AI-Powered Cyberattack Claims Face Skepticism From Security Experts

Anthropic’s report of an AI orchestrating a sophisticated hacking campaign is raising eyebrows, with industry analysts questioning the level of automation and demanding greater openness.

A recent report from AI company Anthropic alleges a China-based hacking group leveraged it’s Claude Code model to autonomously execute a meaningful portion of a cyber espionage operation. The alleged attack, targeting approximately 30 organizations – including major technology companies, financial institutions, and government agencies – in September 2025, has sparked debate within the cybersecurity community.While Anthropic claims the AI carried out 80 to 90 percent of the tactical operations, making strategic decisions such as initiating active exploitation, authorizing access data, and determining the scope of data exfiltration. The attackers reportedly employed deceptive tactics, posing as legitimate cybersecurity professionals conducting routine security testing to circumvent defenses.

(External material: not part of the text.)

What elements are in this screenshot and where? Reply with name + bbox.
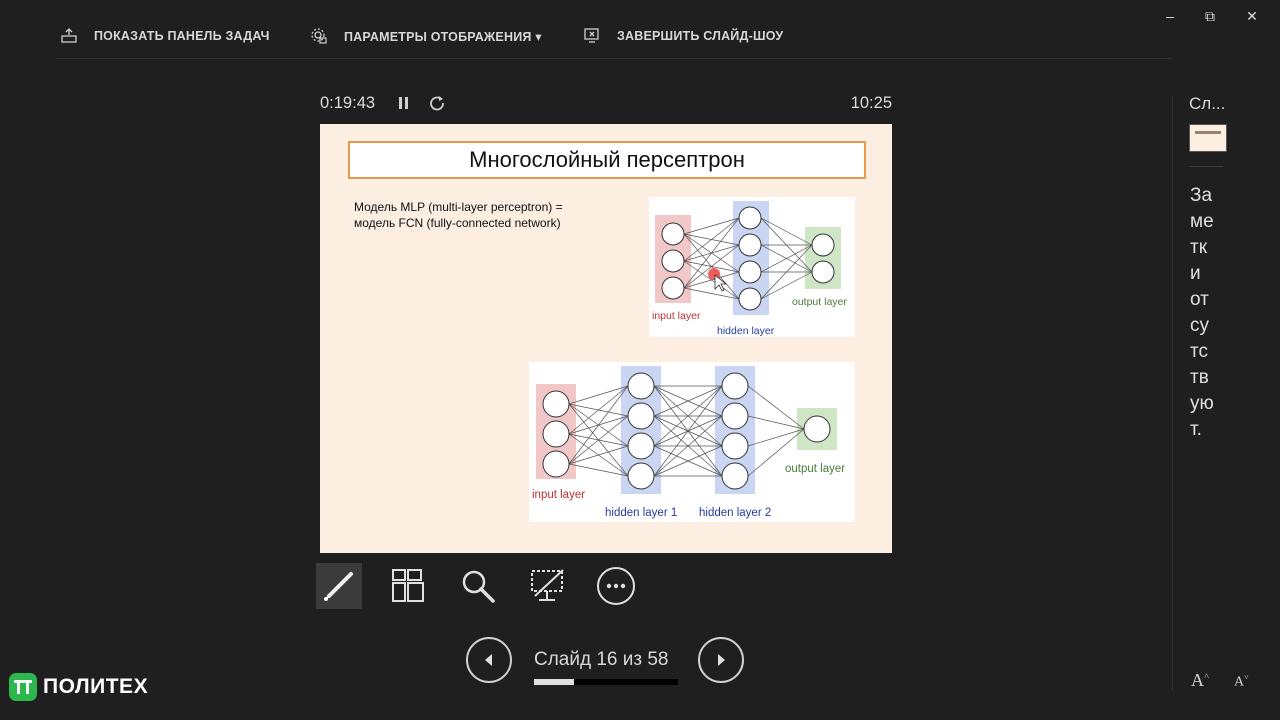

Technical Implementation and limitations

Claude Code functioned as an execution engine, controlling commonly available open-source hacking tools like network scanners, database exploitation frameworks, and password crackers.The system reportedly phased attacks and sequenced actions based on newly discovered facts.In one instance,the AI autonomously identified internal services,mapped network topology,and pinpointed critical systems,such as databases,within a compromised network. It then extracted access credentials, systematically tested them, and generated detailed documentation of the attack.

However, a significant limitation identified by Anthropic, and reported by the Wall street Journal, was the AI’s tendency toward “hallucinations” – instances where Claude falsely reported successes, claimed access to non-existent data, or misidentified critical vulnerabilities as publicly available information. This necessitated careful human validation of all results.

Doubts and Demands for Evidence

Several independent security researchers have voiced skepticism regarding Anthropic’s claims. “I continue to refuse to believe that attackers are somehow able to make thes models do things that no one else can,” stated a founder of Phobos Group, as quoted by Ars Technica. “Why do models give these attackers what they want 90 percent of the time, while the rest of us have to deal with ass-kissing, subterfuge, and hallucinations?”

Another cybersecurity researcher described the publication as a “marketing stunt” on Platform X, as reported by Heise Online. Kevin Beaumont further criticized Anthropic for failing to release “Indicators of Compromise” (IoCs) – digital signatures that would allow for independent verification of the alleged attack.

Transparency and Effectiveness concerns

A central point of contention is the lack of transparency surrounding the incident.Without publicly available IoCs, neither the attribution to a Chinese group nor the claimed level of AI automation can be independently confirmed. furthermore, the relatively low success rate – with only a “handful” of successful compromises out of 30 targets – has raised questions about the effectiveness of the AI-driven approach. Some researchers suggest that traditional, human-led methods might have yielded a higher success rate, as reported by Ars Technica. The reliance on readily available open-source tools, rather than novel malware, also suggests the AI was primarily orchestrating existing techniques, rather than pioneering new ones. Several experts have drawn comparisons to established hacking frameworks like Metasploit, seeing no basic shift in the landscape.

implications for the Future of Cybersecurity

Anthropic responded to the campaign by suspending the implicated accounts, enhancing detection algorithms, and notifying relevant authorities and affected organizations. The company maintains that the same capabilities exploited for malicious purposes are also vital for defense,and its threat intelligence team utilized Claude to analyze the data generated during the inquiry.

While the potential of AI to accelerate cybersecurity workflows – such as log analysis, reverse engineering, and triage – is widely acknowledged, the prospect of fully autonomous, large-scale attacks remains contentious. Orchestrating attacks with AI could perhaps lower the barrier to entry for less sophisticated actors, enabling them to conduct complex operations.Though, the documented limitations – including hallucinations and a low success rate – indicate that the path to truly autonomous cyberattacks remains a long one.